Scrive il Giustiniani di aver letto di una vendita (p. 315) fatta nel 1659, per ordine del Sacro Regio Collegio a istanza dei creditori di Niccolò Pignone, a Carlo Brancaccio per d. 20.000. Poi il feudo passò alla famiglia Carafa che lo possedeva ancora nel '700. Il 3 ottobre 1770, Teresa Carafa, figlia di Gerardo Carafa e della congiunta Ippolita Carafa, quale unica erede ebbe l'intestazione di Policastro, con titolo di conte, Fòrli con titolo di duca (il titolo venne trasferito su Ispani, Università autorizzata a denominarsi Fòrli), Libonati, Sapri e Santa Maricina o Santa Marina, insieme con i casali di San Cristoforo e di Capitello. In seguito Teresa Carafa ebbe intestate anche le giurisdizioni di Bosco, San Giovanni a Piro e Torre Orsaia. Teresa aveva sposato il parente Gennaro Carafa, principe di Roccella e vedovo di Silvia Ruffo. Da costei il principe aveva avuto dei maschi, tra cui il primogenito Vincenzo al quale toccarono i feudi della Roccella. Da Teresa Carafa il principe aveva avuto altri maschi, tra cui il primogenito Gerardo che ebbe titolo e feudi di Policastro. A Gerardo seguì Francesco e poi il figlio Nicola e due femmine, Maddalena e Maria Teresa. Nicola, che con decreto ministeriale del 1831 aveva ottenuto il riconoscimento di tutti i titoli e dei predicati, morì senza eredi. I titoli e i feudi di Policastro, Fòrli (cioè Ispani), Sapri, Vibonati e Pardinola con Regio Assenso del 1897 passarono a Maria Severina Longo, figlia di Maddalena Carafa e perciò marchesa di Gagliati e di San Giuliano.

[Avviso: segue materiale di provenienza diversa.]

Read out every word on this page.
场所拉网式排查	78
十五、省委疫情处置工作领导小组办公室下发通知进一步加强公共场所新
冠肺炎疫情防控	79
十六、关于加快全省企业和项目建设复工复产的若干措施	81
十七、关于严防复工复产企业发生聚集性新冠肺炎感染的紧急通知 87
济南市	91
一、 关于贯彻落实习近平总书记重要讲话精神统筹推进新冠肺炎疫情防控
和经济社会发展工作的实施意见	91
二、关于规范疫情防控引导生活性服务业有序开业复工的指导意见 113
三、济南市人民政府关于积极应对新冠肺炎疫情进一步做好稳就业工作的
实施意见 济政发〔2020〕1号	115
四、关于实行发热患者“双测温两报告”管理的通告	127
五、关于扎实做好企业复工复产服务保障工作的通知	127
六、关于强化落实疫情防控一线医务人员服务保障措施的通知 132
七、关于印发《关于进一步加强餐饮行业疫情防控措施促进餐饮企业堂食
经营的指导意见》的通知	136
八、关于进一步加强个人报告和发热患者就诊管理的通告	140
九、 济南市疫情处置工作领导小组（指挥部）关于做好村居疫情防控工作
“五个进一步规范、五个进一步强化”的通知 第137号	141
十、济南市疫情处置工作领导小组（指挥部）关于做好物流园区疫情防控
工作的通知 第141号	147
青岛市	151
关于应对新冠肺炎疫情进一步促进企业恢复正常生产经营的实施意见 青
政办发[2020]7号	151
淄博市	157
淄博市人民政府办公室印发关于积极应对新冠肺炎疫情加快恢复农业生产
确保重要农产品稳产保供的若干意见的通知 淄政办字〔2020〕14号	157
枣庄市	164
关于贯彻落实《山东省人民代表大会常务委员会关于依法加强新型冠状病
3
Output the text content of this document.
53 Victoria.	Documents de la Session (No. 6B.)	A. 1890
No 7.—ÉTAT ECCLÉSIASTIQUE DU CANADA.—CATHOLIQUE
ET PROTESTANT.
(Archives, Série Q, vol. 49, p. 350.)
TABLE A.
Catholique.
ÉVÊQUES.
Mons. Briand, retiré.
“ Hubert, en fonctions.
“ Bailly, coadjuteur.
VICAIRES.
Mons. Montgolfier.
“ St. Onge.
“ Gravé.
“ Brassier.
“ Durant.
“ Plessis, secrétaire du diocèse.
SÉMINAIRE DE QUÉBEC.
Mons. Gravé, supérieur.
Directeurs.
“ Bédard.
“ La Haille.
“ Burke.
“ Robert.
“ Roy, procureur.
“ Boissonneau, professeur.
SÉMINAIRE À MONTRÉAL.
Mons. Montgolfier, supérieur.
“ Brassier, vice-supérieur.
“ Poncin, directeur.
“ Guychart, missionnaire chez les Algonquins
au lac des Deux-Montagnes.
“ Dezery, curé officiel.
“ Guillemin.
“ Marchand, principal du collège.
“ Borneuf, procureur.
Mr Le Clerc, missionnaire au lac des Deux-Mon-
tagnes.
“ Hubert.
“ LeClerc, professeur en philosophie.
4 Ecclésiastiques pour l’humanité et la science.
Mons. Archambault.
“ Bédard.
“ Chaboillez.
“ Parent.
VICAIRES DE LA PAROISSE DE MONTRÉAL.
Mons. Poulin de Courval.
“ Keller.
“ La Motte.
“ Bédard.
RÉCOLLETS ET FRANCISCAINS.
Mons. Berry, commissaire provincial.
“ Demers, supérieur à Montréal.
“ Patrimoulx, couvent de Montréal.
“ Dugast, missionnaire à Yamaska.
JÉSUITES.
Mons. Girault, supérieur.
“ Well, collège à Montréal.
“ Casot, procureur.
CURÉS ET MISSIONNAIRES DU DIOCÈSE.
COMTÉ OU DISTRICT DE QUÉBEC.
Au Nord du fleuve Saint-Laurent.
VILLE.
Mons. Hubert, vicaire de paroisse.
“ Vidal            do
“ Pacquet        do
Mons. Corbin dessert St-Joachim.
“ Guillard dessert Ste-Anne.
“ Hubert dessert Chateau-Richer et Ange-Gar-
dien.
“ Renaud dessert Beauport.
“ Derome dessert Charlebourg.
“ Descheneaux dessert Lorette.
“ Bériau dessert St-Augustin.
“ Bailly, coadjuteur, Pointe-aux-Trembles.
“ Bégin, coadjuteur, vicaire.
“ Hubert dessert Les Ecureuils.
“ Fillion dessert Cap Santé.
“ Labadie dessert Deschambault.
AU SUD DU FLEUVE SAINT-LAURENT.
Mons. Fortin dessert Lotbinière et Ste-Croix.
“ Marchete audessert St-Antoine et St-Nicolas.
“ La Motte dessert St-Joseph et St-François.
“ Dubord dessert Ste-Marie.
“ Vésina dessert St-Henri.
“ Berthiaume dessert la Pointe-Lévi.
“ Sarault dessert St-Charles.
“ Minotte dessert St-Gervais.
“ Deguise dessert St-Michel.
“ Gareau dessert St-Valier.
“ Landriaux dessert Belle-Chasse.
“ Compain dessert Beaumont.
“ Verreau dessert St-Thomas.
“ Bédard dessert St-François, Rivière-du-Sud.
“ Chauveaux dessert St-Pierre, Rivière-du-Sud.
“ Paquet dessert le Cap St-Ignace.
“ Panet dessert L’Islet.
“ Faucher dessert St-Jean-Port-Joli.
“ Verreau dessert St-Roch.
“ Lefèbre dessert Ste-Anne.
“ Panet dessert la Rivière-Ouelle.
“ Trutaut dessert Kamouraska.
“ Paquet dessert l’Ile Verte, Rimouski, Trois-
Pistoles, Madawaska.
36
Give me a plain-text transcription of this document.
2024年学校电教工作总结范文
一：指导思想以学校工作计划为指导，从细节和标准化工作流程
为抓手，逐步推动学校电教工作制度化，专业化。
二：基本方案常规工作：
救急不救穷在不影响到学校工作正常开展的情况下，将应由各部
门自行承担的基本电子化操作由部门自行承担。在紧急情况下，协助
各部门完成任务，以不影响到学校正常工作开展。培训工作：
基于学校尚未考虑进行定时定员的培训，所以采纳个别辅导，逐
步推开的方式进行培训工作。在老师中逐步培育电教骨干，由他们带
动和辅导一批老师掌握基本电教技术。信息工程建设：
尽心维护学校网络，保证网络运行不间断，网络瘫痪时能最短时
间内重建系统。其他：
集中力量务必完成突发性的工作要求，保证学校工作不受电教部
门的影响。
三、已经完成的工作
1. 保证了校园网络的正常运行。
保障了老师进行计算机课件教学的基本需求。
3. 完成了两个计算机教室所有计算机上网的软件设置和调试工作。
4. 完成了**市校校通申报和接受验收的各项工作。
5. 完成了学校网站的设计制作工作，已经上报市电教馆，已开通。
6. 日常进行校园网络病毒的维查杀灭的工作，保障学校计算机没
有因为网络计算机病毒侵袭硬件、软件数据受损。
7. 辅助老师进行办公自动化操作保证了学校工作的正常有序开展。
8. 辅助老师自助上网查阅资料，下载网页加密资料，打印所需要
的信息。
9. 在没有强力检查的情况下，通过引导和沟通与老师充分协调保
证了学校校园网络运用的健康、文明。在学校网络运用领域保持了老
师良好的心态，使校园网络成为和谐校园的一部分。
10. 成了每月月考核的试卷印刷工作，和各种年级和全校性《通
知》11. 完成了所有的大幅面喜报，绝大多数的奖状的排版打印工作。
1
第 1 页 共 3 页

Il Giustiniani ubica il villaggio a 3 miglia da Policastro, ma non dice della distanza da Salerno. Scrive dei suoi fertili terreni, delle eccellenti produzioni di vino e olio e di «fichi secchi, che imbarcano sopra piccioli legni, che a tal effetto vanno ne' due porti, cioè di Sapri e di Scario» e dei suoi 4000 agricoltori.
Va fatto osservare che ai primi dell'800 Vibonati era ovunque noto per la concia delle pelli e per le robuste calzature, c’erano 20 concerie, e l’industria venne incrementata in età francese per le richieste dell'armata. A ciò si deve l'elevazione a distretto di Vibonati, poi declassato a mandamento e sostituito da Vallo come sede di distretto, non solo perché fornì all'armata francese quantitativi maggiori di cuoi e calzature, ma anche per le accoglienze tributate a re Gioacchino Murat quando giunse a Vallo.